Away from the World is a rambling package best explained by a line from “Broken Things”, the raucous and stirring opening track: “You can’t always know what’s coming / You can’t always trust a twist of fate.” Indeed, the only predictable thing about the Dave Matthews Band’s music is its unpredictability. It turns out to be equal parts gypsy-funk anthem and fireplace ballads. There is something inviting about songs like “Sweet”, with its fluid key changes and touching chorus (“You know that feeling when you’re in too deep”); Matthews clearly knows when to pile on the saxophones and percussion and when to pull it back. “Sweet” and the tiny “Belly Full” are two such pared-down tracks, which do not suffer from their spareness. Rather, they expose Matthew’s songwriting as heartfelt and mature, far more approachable than the majority of tracks on Big Whiskey. 
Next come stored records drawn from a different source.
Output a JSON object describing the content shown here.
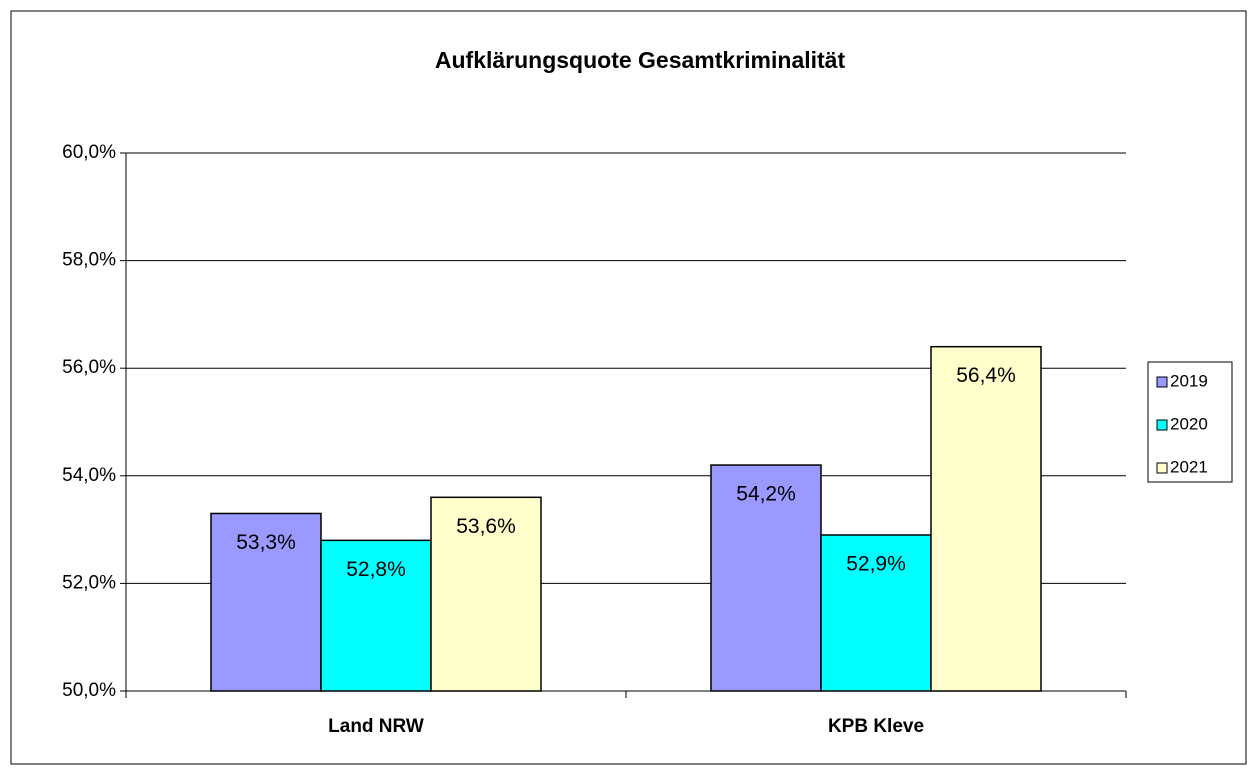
{
  "chart_data": {
    "type": "bar",
    "title": "Aufklärungsquote  Gesamtkriminalität",
    "categories": [
      "Land NRW",
      "KPB Kleve"
    ],
    "series": [
      {
        "name": "2019",
        "color": "#9999ff",
        "values": [
          53.3,
          54.2
        ],
        "value_labels": [
          "53,3%",
          "54,2%"
        ]
      },
      {
        "name": "2020",
        "color": "#00ffff",
        "values": [
          52.8,
          52.9
        ],
        "value_labels": [
          "52,8%",
          "52,9%"
        ]
      },
      {
        "name": "2021",
        "color": "#ffffcc",
        "values": [
          53.6,
          56.4
        ],
        "value_labels": [
          "53,6%",
          "56,4%"
        ]
      }
    ],
    "ylim": [
      50,
      60
    ],
    "yticks": [
      {
        "value": 50,
        "label": "50,0%"
      },
      {
        "value": 52,
        "label": "52,0%"
      },
      {
        "value": 54,
        "label": "54,0%"
      },
      {
        "value": 56,
        "label": "56,0%"
      },
      {
        "value": 58,
        "label": "58,0%"
      },
      {
        "value": 60,
        "label": "60,0%"
      }
    ],
    "grid": true,
    "legend": "right"
  }
}
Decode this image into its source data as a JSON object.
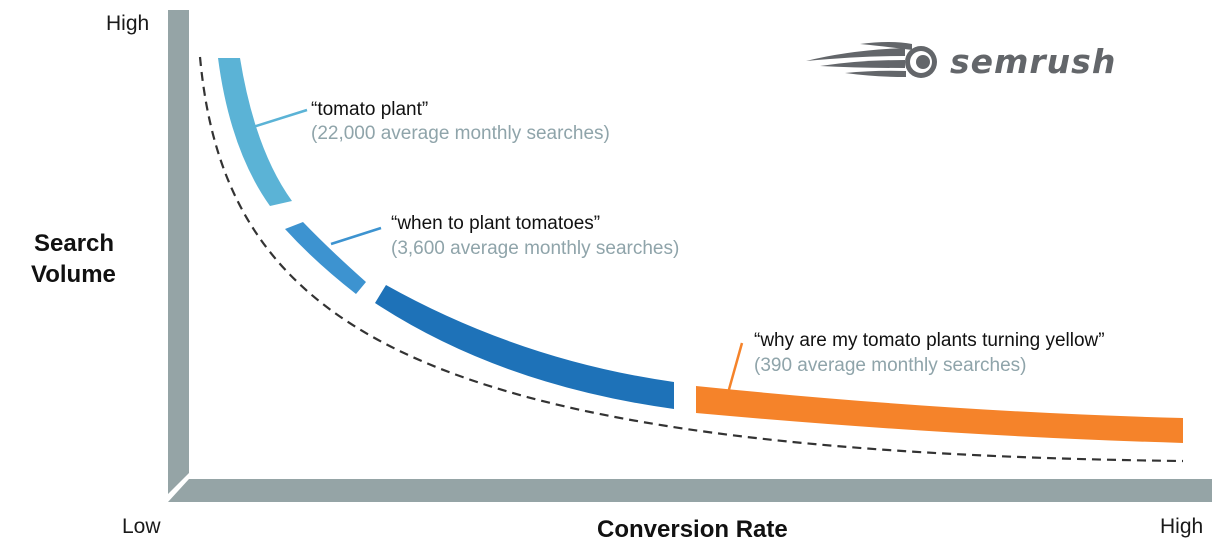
{
  "brand": {
    "name": "semrush",
    "color": "#63666a",
    "logo_icon": "comet-icon"
  },
  "axes": {
    "y_title_line1": "Search",
    "y_title_line2": "Volume",
    "y_high": "High",
    "x_low": "Low",
    "x_title": "Conversion Rate",
    "x_high": "High",
    "axis_color": "#95a4a6"
  },
  "keywords": [
    {
      "phrase": "“tomato plant”",
      "searches": "(22,000 average monthly searches)",
      "color": "#5bb3d6"
    },
    {
      "phrase": "“when to plant tomatoes”",
      "searches": "(3,600 average monthly searches)",
      "color": "#3d93d0"
    },
    {
      "phrase": "",
      "searches": "",
      "color": "#1e72b8"
    },
    {
      "phrase": "“why are my tomato plants turning yellow”",
      "searches": "(390 average monthly searches)",
      "color": "#f5832a"
    }
  ],
  "curve": {
    "style": "dashed",
    "color": "#333333"
  }
}
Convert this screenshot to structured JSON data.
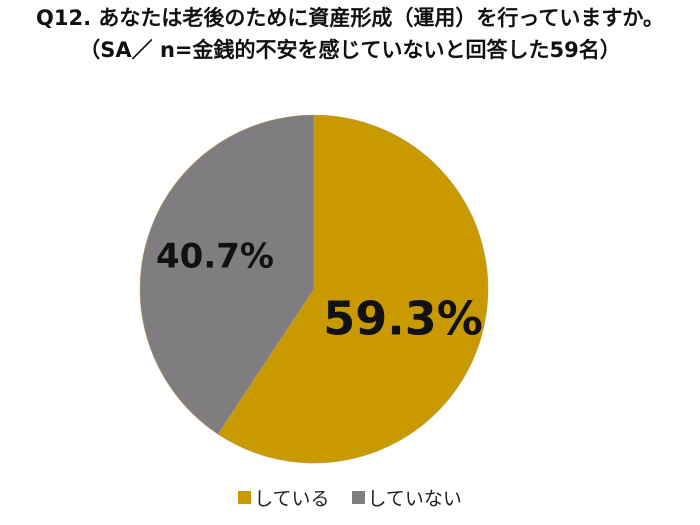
{
  "chart_data": {
    "type": "pie",
    "title": "Q12. あなたは老後のために資産形成（運用）を行っていますか。",
    "subtitle": "（SA／ n=金銭的不安を感じていないと回答した59名）",
    "categories": [
      "している",
      "していない"
    ],
    "values": [
      59.3,
      40.7
    ],
    "data_labels": [
      "59.3%",
      "40.7%"
    ],
    "colors": [
      "#C99A00",
      "#807D81"
    ],
    "start": "top, clockwise",
    "legend_position": "bottom"
  }
}
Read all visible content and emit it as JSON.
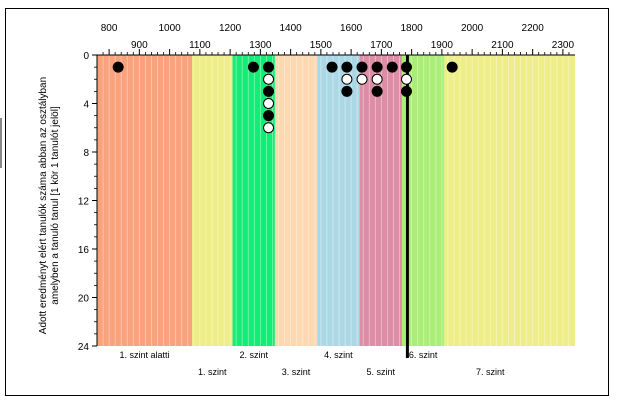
{
  "chart_data": {
    "type": "scatter",
    "title": "",
    "xlabel": "",
    "ylabel_lines": [
      "Adott eredményt elért tanulók száma abban az osztályban",
      "amelyben a tanuló tanul [1 kör 1 tanulót jelöl]"
    ],
    "xlim": [
      760,
      2340
    ],
    "ylim": [
      0,
      24
    ],
    "y_ticks": [
      0,
      4,
      8,
      12,
      16,
      20,
      24
    ],
    "x_ticks_top_row": [
      800,
      1000,
      1200,
      1400,
      1600,
      1800,
      2000,
      2200
    ],
    "x_ticks_bottom_row": [
      900,
      1100,
      1300,
      1500,
      1700,
      1900,
      2100,
      2300
    ],
    "grid": "vertical lines every 20 points",
    "bands": [
      {
        "name": "1. szint alatti",
        "x0": 760,
        "x1": 1074,
        "color": "#f9a27c",
        "label_row": 1
      },
      {
        "name": "1. szint",
        "x0": 1074,
        "x1": 1208,
        "color": "#eeee88",
        "label_row": 2
      },
      {
        "name": "2. szint",
        "x0": 1208,
        "x1": 1348,
        "color": "#11ee77",
        "label_row": 1
      },
      {
        "name": "3. szint",
        "x0": 1348,
        "x1": 1488,
        "color": "#fdd8b0",
        "label_row": 2
      },
      {
        "name": "4. szint",
        "x0": 1488,
        "x1": 1628,
        "color": "#acd8e6",
        "label_row": 1
      },
      {
        "name": "5. szint",
        "x0": 1628,
        "x1": 1768,
        "color": "#dd8ea6",
        "label_row": 2
      },
      {
        "name": "6. szint",
        "x0": 1768,
        "x1": 1908,
        "color": "#aaee77",
        "label_row": 1
      },
      {
        "name": "7. szint",
        "x0": 1908,
        "x1": 2340,
        "color": "#eeee88",
        "label_row": 2
      }
    ],
    "reference_line_x": 1786,
    "points": [
      {
        "x": 830,
        "y": 1,
        "fill": "black"
      },
      {
        "x": 1277,
        "y": 1,
        "fill": "black"
      },
      {
        "x": 1327,
        "y": 1,
        "fill": "black"
      },
      {
        "x": 1327,
        "y": 2,
        "fill": "white"
      },
      {
        "x": 1327,
        "y": 3,
        "fill": "black"
      },
      {
        "x": 1327,
        "y": 4,
        "fill": "white"
      },
      {
        "x": 1327,
        "y": 5,
        "fill": "black"
      },
      {
        "x": 1327,
        "y": 6,
        "fill": "white"
      },
      {
        "x": 1537,
        "y": 1,
        "fill": "black"
      },
      {
        "x": 1586,
        "y": 1,
        "fill": "black"
      },
      {
        "x": 1586,
        "y": 2,
        "fill": "white"
      },
      {
        "x": 1586,
        "y": 3,
        "fill": "black"
      },
      {
        "x": 1636,
        "y": 1,
        "fill": "black"
      },
      {
        "x": 1636,
        "y": 2,
        "fill": "white"
      },
      {
        "x": 1686,
        "y": 1,
        "fill": "black"
      },
      {
        "x": 1686,
        "y": 2,
        "fill": "white"
      },
      {
        "x": 1686,
        "y": 3,
        "fill": "black"
      },
      {
        "x": 1736,
        "y": 1,
        "fill": "black"
      },
      {
        "x": 1783,
        "y": 1,
        "fill": "black"
      },
      {
        "x": 1783,
        "y": 2,
        "fill": "white"
      },
      {
        "x": 1783,
        "y": 3,
        "fill": "black"
      },
      {
        "x": 1934,
        "y": 1,
        "fill": "black"
      }
    ]
  }
}
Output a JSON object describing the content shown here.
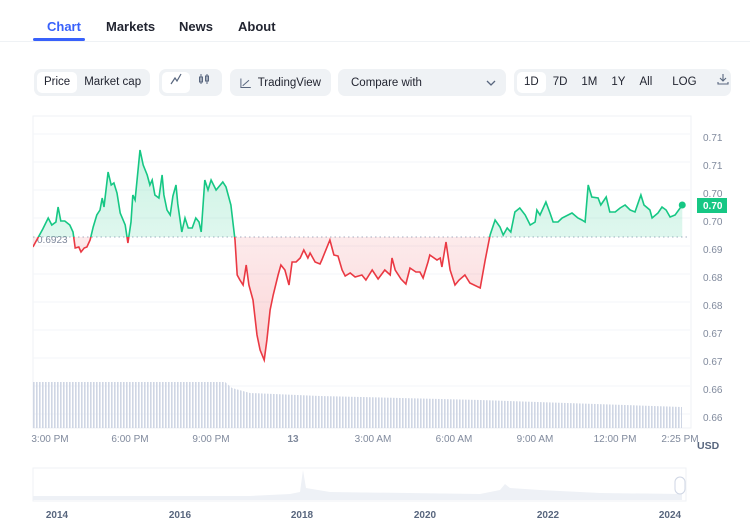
{
  "tabs": [
    {
      "label": "Chart",
      "active": true
    },
    {
      "label": "Markets"
    },
    {
      "label": "News"
    },
    {
      "label": "About"
    }
  ],
  "toolbar": {
    "metric": [
      {
        "label": "Price",
        "active": true
      },
      {
        "label": "Market cap"
      }
    ],
    "chart_types": [
      {
        "icon": "line-chart-icon",
        "active": true
      },
      {
        "icon": "candlestick-icon"
      }
    ],
    "tradingview_label": "TradingView",
    "compare_placeholder": "Compare with",
    "ranges": [
      {
        "label": "1D",
        "active": true
      },
      {
        "label": "7D"
      },
      {
        "label": "1M"
      },
      {
        "label": "1Y"
      },
      {
        "label": "All"
      }
    ],
    "log_label": "LOG",
    "download_icon": "download-icon"
  },
  "colors": {
    "up": "#16c784",
    "down": "#ea3943",
    "accent": "#3861fb"
  },
  "chart_data": {
    "type": "line",
    "baseline": 0.6923,
    "baseline_label": "0.6923",
    "current_price_label": "0.70",
    "currency": "USD",
    "y_tick_labels": [
      "0.71",
      "0.71",
      "0.70",
      "0.70",
      "0.69",
      "0.68",
      "0.68",
      "0.67",
      "0.67",
      "0.66",
      "0.66"
    ],
    "x_tick_labels": [
      "3:00 PM",
      "6:00 PM",
      "9:00 PM",
      "13",
      "3:00 AM",
      "6:00 AM",
      "9:00 AM",
      "12:00 PM",
      "2:25 PM"
    ],
    "grid": true,
    "points": [
      [
        "14:22",
        0.6903
      ],
      [
        "14:44",
        0.6939
      ],
      [
        "14:56",
        0.6961
      ],
      [
        "15:04",
        0.6947
      ],
      [
        "15:13",
        0.6953
      ],
      [
        "15:18",
        0.6983
      ],
      [
        "15:24",
        0.6955
      ],
      [
        "15:33",
        0.6955
      ],
      [
        "15:44",
        0.6947
      ],
      [
        "15:51",
        0.6933
      ],
      [
        "15:56",
        0.6901
      ],
      [
        "16:04",
        0.6903
      ],
      [
        "16:09",
        0.6893
      ],
      [
        "16:16",
        0.6901
      ],
      [
        "16:22",
        0.6903
      ],
      [
        "16:29",
        0.6917
      ],
      [
        "16:36",
        0.6943
      ],
      [
        "16:44",
        0.6967
      ],
      [
        "16:51",
        0.6977
      ],
      [
        "16:56",
        0.7001
      ],
      [
        "17:00",
        0.6983
      ],
      [
        "17:09",
        0.7053
      ],
      [
        "17:16",
        0.7027
      ],
      [
        "17:22",
        0.7031
      ],
      [
        "17:29",
        0.7011
      ],
      [
        "17:36",
        0.6971
      ],
      [
        "17:47",
        0.6947
      ],
      [
        "17:53",
        0.6911
      ],
      [
        "18:00",
        0.6953
      ],
      [
        "18:04",
        0.7007
      ],
      [
        "18:09",
        0.6997
      ],
      [
        "18:20",
        0.7097
      ],
      [
        "18:27",
        0.7067
      ],
      [
        "18:36",
        0.7047
      ],
      [
        "18:42",
        0.7027
      ],
      [
        "18:47",
        0.7037
      ],
      [
        "18:53",
        0.7007
      ],
      [
        "19:02",
        0.7001
      ],
      [
        "19:09",
        0.7047
      ],
      [
        "19:13",
        0.7007
      ],
      [
        "19:20",
        0.6977
      ],
      [
        "19:27",
        0.6967
      ],
      [
        "19:33",
        0.7005
      ],
      [
        "19:40",
        0.7027
      ],
      [
        "19:44",
        0.6989
      ],
      [
        "19:53",
        0.6933
      ],
      [
        "20:00",
        0.6961
      ],
      [
        "20:07",
        0.6941
      ],
      [
        "20:16",
        0.6941
      ],
      [
        "20:24",
        0.6961
      ],
      [
        "20:31",
        0.6953
      ],
      [
        "20:36",
        0.6933
      ],
      [
        "20:44",
        0.7037
      ],
      [
        "20:51",
        0.7017
      ],
      [
        "20:58",
        0.7037
      ],
      [
        "21:09",
        0.7017
      ],
      [
        "21:24",
        0.7033
      ],
      [
        "21:31",
        0.7023
      ],
      [
        "21:42",
        0.6987
      ],
      [
        "21:51",
        0.6917
      ],
      [
        "21:56",
        0.6847
      ],
      [
        "22:02",
        0.6837
      ],
      [
        "22:09",
        0.6827
      ],
      [
        "22:16",
        0.6867
      ],
      [
        "22:22",
        0.6827
      ],
      [
        "22:31",
        0.6797
      ],
      [
        "22:40",
        0.6727
      ],
      [
        "22:47",
        0.6697
      ],
      [
        "22:56",
        0.6677
      ],
      [
        "23:02",
        0.6717
      ],
      [
        "23:09",
        0.6777
      ],
      [
        "23:16",
        0.6807
      ],
      [
        "23:27",
        0.6847
      ],
      [
        "23:33",
        0.6867
      ],
      [
        "23:42",
        0.6857
      ],
      [
        "23:51",
        0.6827
      ],
      [
        "23:58",
        0.6873
      ],
      [
        "00:07",
        0.6873
      ],
      [
        "00:16",
        0.6881
      ],
      [
        "00:24",
        0.6897
      ],
      [
        "00:33",
        0.6881
      ],
      [
        "00:38",
        0.6891
      ],
      [
        "00:49",
        0.6873
      ],
      [
        "01:00",
        0.6869
      ],
      [
        "01:04",
        0.6877
      ],
      [
        "01:22",
        0.6917
      ],
      [
        "01:31",
        0.6887
      ],
      [
        "01:40",
        0.6885
      ],
      [
        "01:49",
        0.6857
      ],
      [
        "01:56",
        0.6845
      ],
      [
        "02:07",
        0.6851
      ],
      [
        "02:18",
        0.6843
      ],
      [
        "02:33",
        0.6847
      ],
      [
        "02:42",
        0.6837
      ],
      [
        "02:56",
        0.6857
      ],
      [
        "03:09",
        0.6839
      ],
      [
        "03:24",
        0.6857
      ],
      [
        "03:36",
        0.6847
      ],
      [
        "03:40",
        0.6881
      ],
      [
        "03:47",
        0.6857
      ],
      [
        "04:00",
        0.6839
      ],
      [
        "04:11",
        0.6829
      ],
      [
        "04:20",
        0.6861
      ],
      [
        "04:33",
        0.6853
      ],
      [
        "04:42",
        0.6853
      ],
      [
        "04:49",
        0.6841
      ],
      [
        "05:00",
        0.6873
      ],
      [
        "05:04",
        0.6887
      ],
      [
        "05:20",
        0.6877
      ],
      [
        "05:27",
        0.6881
      ],
      [
        "05:31",
        0.6863
      ],
      [
        "05:40",
        0.6913
      ],
      [
        "05:49",
        0.6857
      ],
      [
        "06:00",
        0.6827
      ],
      [
        "06:09",
        0.6837
      ],
      [
        "06:22",
        0.6847
      ],
      [
        "06:33",
        0.6831
      ],
      [
        "06:56",
        0.6821
      ],
      [
        "07:07",
        0.6877
      ],
      [
        "07:18",
        0.6927
      ],
      [
        "07:29",
        0.6957
      ],
      [
        "07:40",
        0.6943
      ],
      [
        "07:47",
        0.6927
      ],
      [
        "07:56",
        0.6941
      ],
      [
        "08:04",
        0.6933
      ],
      [
        "08:13",
        0.6973
      ],
      [
        "08:24",
        0.6981
      ],
      [
        "08:36",
        0.6967
      ],
      [
        "08:47",
        0.6947
      ],
      [
        "08:58",
        0.6953
      ],
      [
        "09:02",
        0.6977
      ],
      [
        "09:09",
        0.6967
      ],
      [
        "09:22",
        0.6993
      ],
      [
        "09:31",
        0.6971
      ],
      [
        "09:38",
        0.6953
      ],
      [
        "09:49",
        0.6953
      ],
      [
        "09:58",
        0.6961
      ],
      [
        "10:20",
        0.6971
      ],
      [
        "10:33",
        0.6961
      ],
      [
        "10:42",
        0.6957
      ],
      [
        "10:49",
        0.6953
      ],
      [
        "10:56",
        0.7027
      ],
      [
        "11:04",
        0.7003
      ],
      [
        "11:18",
        0.7001
      ],
      [
        "11:24",
        0.6987
      ],
      [
        "11:36",
        0.7003
      ],
      [
        "11:44",
        0.6973
      ],
      [
        "11:56",
        0.6973
      ],
      [
        "12:07",
        0.6981
      ],
      [
        "12:18",
        0.6987
      ],
      [
        "12:29",
        0.6977
      ],
      [
        "12:40",
        0.6973
      ],
      [
        "12:53",
        0.7007
      ],
      [
        "13:00",
        0.6987
      ],
      [
        "13:13",
        0.6977
      ],
      [
        "13:18",
        0.6961
      ],
      [
        "13:31",
        0.6971
      ],
      [
        "13:40",
        0.6983
      ],
      [
        "13:49",
        0.6977
      ],
      [
        "13:58",
        0.6963
      ],
      [
        "14:09",
        0.6967
      ],
      [
        "14:25",
        0.6987
      ]
    ]
  },
  "navigator": {
    "year_labels": [
      "2014",
      "2016",
      "2018",
      "2020",
      "2022",
      "2024"
    ]
  }
}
Matthews’s incredible voice does not suffer when the band strikes up in full, of course, but nor does his songwriting. Songs like the standouts “Belly Belly” (as fun a song as has been released this year) and the triumphant “Gaucho” (an anthem if there ever was one) are just as full of meaningful songwriting. Such a fusion, which reveals the best chemistry Dave and the rest of the Band has ever had, culminates in the ten-minute closing saga “Drunken Soldier”, which begins with the kind of epic introduction fit for an Ennio Morricone score. Repeated throughout the song is the line, “Make the most of what you’ve got / Don’t waste time being someone you’re not.” At 45 years old, Matthews is rounding life’s great curve, and does not have time to be anything other than genuine. This may be the impetus behind the album’s title, Away from the World — the album plays like the fruits of Matthews’s prolonged introspection; it sounds like a profound elegy to the craziness of love, life, and other such rascals.

There was never any doubt that the DMB was immensely talented. It’s how that talent was employed, whether it was channeled properly or wasted on half-hearted efforts, that was the question. When knockout tracks like “Rooftop” hit, one almost scolds oneself for ever doubting Dave. Away from the World is, of course, nothing other than the work of a full and complex heart.  Score: 8.5/10.